Resource Requests: The Root Cause
The most common misconfiguration is resource requests that don't match actual usage. A pod requests 2 CPU cores and 4GB memory because that's what someone guessed during initial deployment. Actual usage is 0.3 CPU and 800MB. The Kubernetes scheduler reserves the requested resources, so even though the pod only uses 15% of what it asked for, nothing else can use the remaining 85%. Multiply this by 50-100 pods and you're running 3x more nodes than you need. The fix is straightforward: use tools like Kubernetes Metrics Server, Goldilocks, or Kubecost to measure actual resource usage over 2-4 weeks, then adjust requests to match P95 utilization with a 20% buffer.
Node Sizing and Instance Selection
Another common issue is using the wrong instance types.
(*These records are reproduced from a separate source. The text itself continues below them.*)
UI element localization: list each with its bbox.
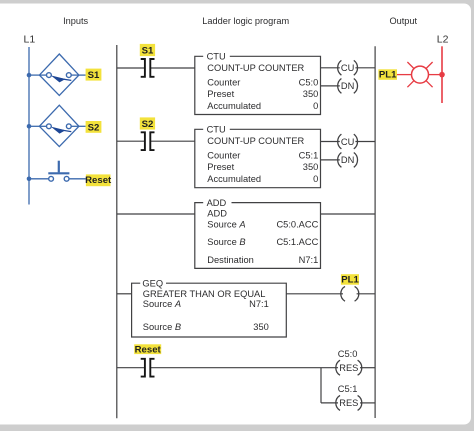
CTU2 box	[195, 129, 321, 187]
S1 contact circles	[47, 73, 52, 78]
rung4 wire left	[117, 293, 132, 295]
svg-text:RES: RES	[339, 363, 358, 373]
svg-text:Ladder logic program: Ladder logic program	[202, 16, 289, 26]
ladder right rail	[374, 46, 376, 418]
wire PL1 coil to rail	[357, 293, 376, 295]
rung1 wire left	[117, 67, 145, 69]
rung5 wire left	[117, 367, 145, 369]
svg-text:Source A: Source A	[207, 219, 245, 229]
contact S2 (XIC)	[141, 132, 155, 150]
wire Reset to label	[69, 178, 86, 180]
lamp ray NW	[407, 62, 414, 69]
svg-text:GREATER THAN OR EQUAL: GREATER THAN OR EQUAL	[143, 289, 266, 299]
svg-text:Output: Output	[390, 16, 418, 26]
svg-text:RES: RES	[339, 398, 358, 408]
rung2 wire left	[117, 140, 145, 142]
coil RES2	[336, 395, 362, 410]
svg-text:COUNT-UP COUNTER: COUNT-UP COUNTER	[207, 136, 304, 146]
svg-text:0: 0	[313, 174, 318, 184]
svg-text:ADD: ADD	[207, 198, 227, 208]
wire CTU2 to DN coil	[321, 159, 340, 161]
svg-text:DN: DN	[341, 155, 354, 165]
svg-text:CTU: CTU	[207, 52, 226, 62]
rung label PL1	[341, 274, 360, 285]
svg-text:CTU: CTU	[207, 125, 226, 135]
svg-text:Destination: Destination	[207, 255, 254, 265]
junction dot rail-Reset	[27, 177, 32, 182]
wire rail to Reset button	[29, 178, 49, 180]
svg-text:Source A: Source A	[143, 299, 181, 309]
limit switch S1 diamond	[39, 54, 79, 95]
wire RES2 to rail	[360, 402, 375, 404]
wire CTU2 to CU coil	[321, 141, 340, 143]
input label Reset	[85, 174, 112, 186]
lamp ray SE	[426, 81, 433, 88]
ladder left rail	[116, 45, 118, 418]
svg-text:Reset: Reset	[85, 175, 112, 186]
input label S1	[86, 69, 102, 82]
coil DN rung1	[338, 79, 358, 94]
rung2 wire contact to CTU2	[151, 140, 195, 142]
svg-text:DN: DN	[341, 81, 354, 91]
svg-text:L2: L2	[437, 34, 449, 46]
coil DN rung2	[338, 153, 358, 168]
svg-text:CU: CU	[341, 63, 354, 73]
GEQ box	[132, 283, 287, 337]
svg-text:CU: CU	[341, 137, 354, 147]
rung label Reset	[134, 344, 161, 355]
svg-text:Accumulated: Accumulated	[207, 101, 261, 111]
svg-text:Preset: Preset	[207, 162, 234, 172]
wire lamp to rail	[428, 74, 442, 76]
branch vertical	[320, 368, 322, 403]
contact S1 (XIC)	[141, 59, 155, 77]
svg-text:0: 0	[313, 101, 318, 111]
Reset pushbutton circles	[49, 176, 54, 181]
output label PL1	[378, 69, 397, 80]
svg-text:Accumulated: Accumulated	[207, 174, 261, 184]
svg-text:350: 350	[303, 89, 319, 99]
svg-text:C5:1: C5:1	[338, 384, 358, 394]
wire rail to S1	[29, 74, 39, 76]
svg-text:Counter: Counter	[207, 78, 240, 88]
wire CTU1 to DN coil	[321, 85, 340, 87]
coil CU rung1	[338, 60, 358, 75]
S1 lever wedge	[51, 75, 66, 82]
svg-text:Counter: Counter	[207, 151, 240, 161]
wire RES1 to rail	[360, 367, 375, 369]
limit switch S2 diamond	[39, 105, 79, 146]
power rail L2 (red)	[441, 46, 443, 103]
svg-text:Preset: Preset	[207, 89, 234, 99]
svg-text:Source B: Source B	[207, 237, 245, 247]
S2 contact circles	[47, 124, 52, 129]
wire inside S2 right	[71, 125, 79, 127]
wire PL1 label to lamp	[397, 74, 412, 76]
rung label S2	[140, 117, 155, 129]
svg-text:GEQ: GEQ	[142, 278, 163, 288]
svg-text:N7:1: N7:1	[249, 299, 269, 309]
svg-text:350: 350	[253, 322, 269, 332]
svg-text:S1: S1	[88, 70, 100, 81]
Reset pushbutton stem	[58, 161, 60, 173]
rung5 wire contact to RES	[151, 367, 338, 369]
rung1 wire contact to CTU1	[151, 67, 195, 69]
wire CU coil to rail	[355, 67, 375, 69]
svg-text:C5:1: C5:1	[299, 151, 319, 161]
contact Reset (XIC)	[141, 359, 155, 377]
svg-text:COUNT-UP COUNTER: COUNT-UP COUNTER	[207, 63, 304, 73]
svg-text:C5:0: C5:0	[299, 78, 319, 88]
svg-text:S2: S2	[88, 122, 100, 133]
power rail L1 (blue)	[28, 47, 30, 205]
pilot lamp PL1 circle	[412, 66, 429, 83]
svg-text:Source B: Source B	[143, 322, 181, 332]
input label S2	[86, 121, 102, 133]
lamp ray SW	[407, 81, 414, 88]
wire GEQ to PL1 coil	[286, 293, 343, 295]
svg-text:C5:1.ACC: C5:1.ACC	[276, 237, 318, 247]
rung label S1	[140, 44, 155, 57]
branch wire to RES2	[321, 402, 338, 404]
junction dot rail-S2	[27, 124, 32, 129]
Reset pushbutton bar	[48, 172, 69, 174]
junction dot lamp-rail	[439, 72, 445, 78]
svg-text:Inputs: Inputs	[63, 16, 88, 26]
svg-text:S1: S1	[142, 45, 154, 56]
svg-text:C5:0: C5:0	[338, 349, 358, 359]
svg-text:ADD: ADD	[207, 209, 227, 219]
wire inside S1 left	[39, 74, 46, 76]
lamp ray NE	[426, 62, 433, 69]
svg-text:C5:0.ACC: C5:0.ACC	[276, 219, 318, 229]
coil RES1	[336, 360, 362, 375]
svg-text:PL1: PL1	[341, 275, 359, 286]
S2 lever wedge	[51, 127, 66, 134]
wire S1 to label	[79, 74, 86, 76]
svg-text:350: 350	[303, 162, 319, 172]
wire inside S1 right	[71, 74, 79, 76]
ADD box	[195, 203, 321, 269]
rung3 wire left	[117, 213, 195, 215]
coil CU rung2	[338, 134, 358, 149]
svg-text:N7:1: N7:1	[299, 255, 319, 265]
svg-text:L1: L1	[24, 34, 36, 46]
S2 lever	[59, 130, 71, 132]
wire inside S2 left	[39, 125, 46, 127]
wire S2 to label	[79, 125, 86, 127]
svg-text:S2: S2	[142, 119, 154, 130]
CTU1 box	[195, 56, 321, 114]
coil PL1	[341, 286, 359, 301]
wire CTU1 to CU coil	[321, 67, 340, 69]
junction dot rail-S1	[27, 73, 32, 78]
wire rail to S2	[29, 125, 39, 127]
wire ADD to rail	[321, 213, 376, 215]
svg-text:PL1: PL1	[379, 70, 397, 81]
S1 lever	[59, 79, 71, 81]
svg-text:Reset: Reset	[135, 344, 162, 355]
wire CU2 coil to rail	[355, 141, 375, 143]
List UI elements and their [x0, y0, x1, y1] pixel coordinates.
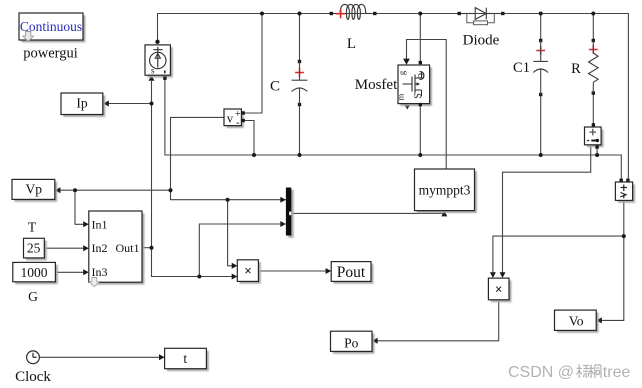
- svg-text:In3: In3: [92, 265, 108, 279]
- svg-text:In2: In2: [92, 241, 108, 255]
- svg-text:G: G: [28, 289, 38, 304]
- svg-text:mymppt3: mymppt3: [419, 183, 471, 198]
- svg-text:T: T: [28, 220, 37, 235]
- svg-text:Diode: Diode: [463, 32, 500, 48]
- svg-text:Clock: Clock: [15, 369, 51, 385]
- svg-text:s: s: [151, 66, 155, 76]
- svg-text:R: R: [571, 61, 581, 77]
- svg-text:In1: In1: [92, 218, 108, 232]
- svg-text:CSDN @: CSDN @: [508, 364, 574, 381]
- svg-text:t: t: [183, 351, 187, 366]
- svg-text:powergui: powergui: [23, 45, 78, 61]
- svg-text:×: ×: [244, 264, 251, 278]
- svg-text:S: S: [413, 93, 424, 99]
- svg-text:Mosfet: Mosfet: [355, 77, 398, 93]
- svg-text:Ip: Ip: [76, 95, 87, 110]
- svg-text:m: m: [396, 93, 406, 100]
- svg-text:1000: 1000: [21, 265, 48, 280]
- svg-text:25: 25: [27, 241, 41, 256]
- svg-text:v: v: [227, 111, 234, 125]
- svg-text:Pout: Pout: [337, 264, 366, 281]
- svg-text:tree: tree: [603, 364, 631, 381]
- svg-text:Out1: Out1: [116, 241, 140, 255]
- svg-text:L: L: [347, 36, 356, 52]
- svg-text:C: C: [270, 79, 280, 95]
- svg-text:×: ×: [495, 282, 502, 296]
- svg-text:Po: Po: [344, 335, 359, 350]
- svg-text:Vo: Vo: [569, 313, 584, 328]
- svg-text:D: D: [416, 73, 426, 79]
- svg-text:C1: C1: [513, 60, 530, 76]
- svg-text:-: -: [236, 117, 240, 129]
- svg-text:Vp: Vp: [26, 181, 43, 196]
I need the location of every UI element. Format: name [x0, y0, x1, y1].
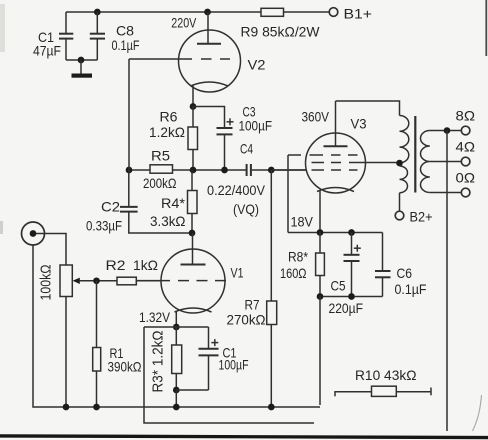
node C5 bottom junction [348, 293, 355, 300]
resistor R7 [227, 170, 277, 407]
svg-text:C2: C2 [101, 200, 120, 215]
node R6/R4 bus junction [190, 167, 197, 174]
wire V3 cathode bus [288, 232, 383, 234]
wire V1 cathode node [144, 326, 209, 328]
node V2 plate junction [204, 9, 211, 16]
svg-text:R9 85kΩ/2W: R9 85kΩ/2W [241, 25, 320, 40]
capacitor C1 [33, 12, 73, 60]
svg-text:R8*: R8* [288, 250, 309, 265]
wire V3 suppressor drop [287, 155, 289, 233]
potentiometer 100k [38, 265, 118, 301]
wire V2 grid riser [128, 59, 130, 170]
svg-text:R10 43kΩ: R10 43kΩ [355, 368, 417, 383]
svg-text:V1: V1 [231, 266, 244, 281]
node pot ground junction [63, 404, 70, 411]
triode V1 [136, 233, 243, 327]
svg-text:100µF: 100µF [219, 358, 249, 373]
capacitor C2 [86, 170, 192, 234]
transformer secondary [420, 131, 429, 193]
terminal B1+ [329, 7, 372, 23]
wire 4ohm tap [430, 161, 462, 163]
svg-text:390kΩ: 390kΩ [108, 360, 142, 375]
svg-text:C4: C4 [240, 142, 253, 157]
node R8 bottom junction [317, 293, 324, 300]
node V1 plate junction [189, 230, 196, 237]
svg-text:220µF: 220µF [329, 301, 364, 316]
resistor R4 [150, 170, 197, 233]
node C4 right junction [268, 167, 275, 174]
svg-text:360V: 360V [302, 110, 330, 125]
wire cathode circuit to ground bus [319, 297, 321, 406]
wire R3/C1 bottom [176, 389, 208, 391]
node R3 bottom junction [173, 387, 180, 394]
terminal 0ohm [456, 171, 476, 197]
svg-text:8Ω: 8Ω [456, 109, 476, 124]
node V1 cathode junction [173, 324, 180, 331]
node R5 left junction [126, 167, 133, 174]
svg-text:V3: V3 [351, 117, 367, 132]
capacitor C8 [90, 12, 140, 60]
wire primary to B2+ [399, 193, 401, 211]
svg-text:1.2kΩ: 1.2kΩ [149, 125, 185, 140]
node C1/C8 bottom junction [78, 57, 85, 64]
svg-text:3.3kΩ: 3.3kΩ [150, 214, 186, 229]
svg-text:0.1µF: 0.1µF [395, 282, 427, 297]
svg-text:0Ω: 0Ω [456, 171, 476, 186]
svg-text:R3* 1.2kΩ: R3* 1.2kΩ [150, 331, 167, 393]
svg-text:R4*: R4* [161, 196, 186, 211]
svg-text:220V: 220V [171, 15, 197, 30]
resistor R9 [241, 8, 320, 39]
svg-text:160Ω: 160Ω [280, 266, 307, 281]
svg-text:B2+: B2+ [410, 210, 433, 226]
wire V3 plate to transformer [336, 101, 400, 116]
svg-text:R5: R5 [151, 149, 170, 164]
svg-text:C5: C5 [331, 279, 346, 294]
ground [72, 60, 93, 78]
node V3 cathode junction [317, 229, 324, 236]
svg-text:C8: C8 [116, 24, 134, 39]
terminal 4ohm [456, 140, 476, 166]
wire V2 cathode to C3 [193, 107, 225, 128]
scan artifact left mark [0, 221, 3, 234]
wire top B+ rail [66, 11, 329, 13]
svg-text:0.33µF: 0.33µF [86, 219, 122, 234]
svg-text:270kΩ: 270kΩ [227, 313, 266, 328]
resistor R5 [143, 149, 177, 192]
resistor R10 [335, 368, 431, 396]
resistor R2 [106, 258, 162, 285]
wire R8/C5/C6 bottom [320, 296, 383, 298]
pentode V3 [271, 101, 399, 233]
input jack [22, 222, 45, 245]
resistor R3 [150, 327, 182, 393]
svg-text:R6: R6 [160, 110, 178, 125]
scan artifact left strip [0, 4, 5, 52]
svg-text:0.1µF: 0.1µF [112, 38, 140, 53]
capacitor C1 cathode [199, 327, 249, 390]
wire pot bottom to ground bus [65, 297, 67, 408]
svg-text:47µF: 47µF [33, 44, 61, 59]
svg-text:4Ω: 4Ω [456, 140, 476, 155]
node R1 ground junction [93, 404, 100, 411]
resistor R6 [149, 107, 198, 171]
triode V2 [129, 12, 266, 107]
svg-text:R2: R2 [106, 258, 126, 273]
wire mid bus [129, 169, 247, 171]
svg-text:200kΩ: 200kΩ [143, 176, 177, 191]
wire C1-C8 bottom [66, 59, 97, 61]
node C3 bus junction [221, 167, 228, 174]
scan artifact bottom-right curl [473, 395, 482, 431]
node C8 top junction [94, 9, 101, 16]
svg-text:18V: 18V [291, 215, 314, 230]
scan artifact bottom bar [0, 434, 488, 439]
node feedback tap junction [444, 127, 451, 134]
capacitor C4 [207, 142, 306, 218]
node wiper junction [93, 277, 100, 284]
node V2 cathode junction [190, 103, 197, 110]
wire 0ohm tap [430, 192, 462, 194]
svg-text:(VQ): (VQ) [233, 202, 259, 217]
node cathode circuit ground junction [173, 404, 180, 411]
svg-text:B1+: B1+ [344, 7, 373, 23]
transformer primary upper [400, 116, 409, 163]
svg-text:V2: V2 [248, 58, 266, 73]
transformer primary lower [400, 166, 408, 193]
resistor R1 [93, 281, 142, 407]
capacitor C5 [329, 233, 364, 317]
terminal B2+ [395, 210, 432, 226]
svg-text:1.32V: 1.32V [139, 310, 171, 325]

Teams default to m5.xlarge (4 vCPU, 16GB) because it's a safe general-purpose choice. But if your workloads are memory-heavy, you end up wasting CPU. If they're CPU-heavy, you waste memory. We use Karpenter (AWS's node provisioning tool for EKS) to automatically select the optimal instance type based on pending pod requirements. Karpenter can choose from a pool of instance types and sizes, including spot instances, to minimize cost while meeting resource needs. Switching from static node groups to Karpenter typically saves 25-40% on compute.
Spot Instances for Non-Critical Workloads
Spot instances on EKS offer 60-70% savings over on-demand pricing. They work well for stateless workloads that can tolerate interruption: development environments, batch processing, CI/CD runners, and non-user-facing services. The key is separating workloads into critical (on-demand or reserved) and non-critical (spot-eligible) using node affinity and taints. We typically run 40-60% of a cluster's workloads on spot instances. With proper pod disruption budgets and multi-AZ spot diversification, interruption rates are under 5% and handled gracefully by Kubernetes rescheduling.
The Optimization Playbook
Our standard EKS cost optimization engagement follows this sequence: install metrics collection (Prometheus + Kubecost) and measure for 2 weeks. Right-size resource requests based on observed P95 usage. Deploy Karpenter to replace static node groups. Implement spot instances for eligible workloads. Set up Goldilocks for ongoing resource recommendation. Configure cluster auto-scaler (or Karpenter) scaling policies to be more aggressive about scaling down. On a recent engagement, a 40-node EKS cluster dropped to 18 nodes with identical workload performance. Monthly compute cost went from $14K to $5,800.